4. From the investors' point of view, debentures offer a more attractive prospect
than the preference shares since interest on debentures is payable whether or
not the company makes profits.
II. Advantage:
1. The cost of debentures is much lower than the cost of preference or equity
capital as the interest is tax-deductible.
2. Debenture financing does not result in dilution of control.
III. Disadvantage:
1. Debenture interest and capital repayment are obligatory payments.
2. Since debentures need to be paid during maturity, a large amount of cash
outflow is needed at that time.
Cost of Capital: It is the cost of raising funds required in order to finance the proposed
projects.
a) Cost of Debt: It is the rate of return which is expected by lenders. This is the interest
rate which is expected at the time of issue. It may be at discount, premium and at
par.
b) Cost of preference shares - Preference share are also fixed cost bearing security and
if dividend on preference shares is not paid, it is going to affect the right of equity
shareholders. Preference shares can also be issued at par, premium and discount
and can be both redeemable and irredeemable.

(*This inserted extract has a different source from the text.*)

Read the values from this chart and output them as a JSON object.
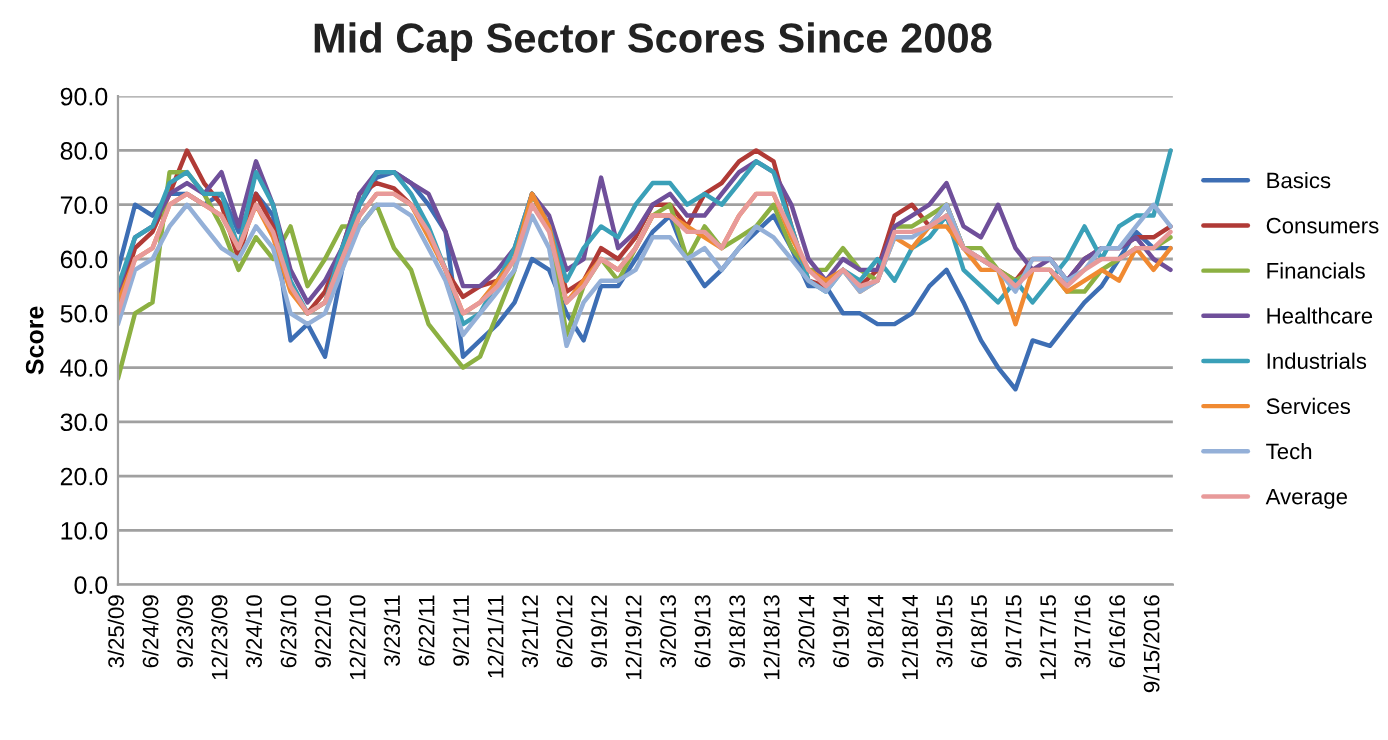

c) Cost of Equity Shares- It indicates the minimum rate which must be obtained on the
project before their acceptance and raising of equity capital to finance them. They
are also issued at par, premium and discount.
d) Cost of Retained Earning- The profits which is not distributed to the shareholders
and is retained by the company is called RE. The opportunity cost of retained
earnings is the dividend foregone by the shareholders.
Weighted Average Cost of Capital (WAAC): It is the weighted average cost of different
various sources of finance. All these cost are weighted in respect to their share in the total
investment to get the overall cost of capital which is termed as WAAC.
Importance of WAAC:
1. It sets the benchmark of rate of return for the company.
2. It benchmarks the company with its competitors.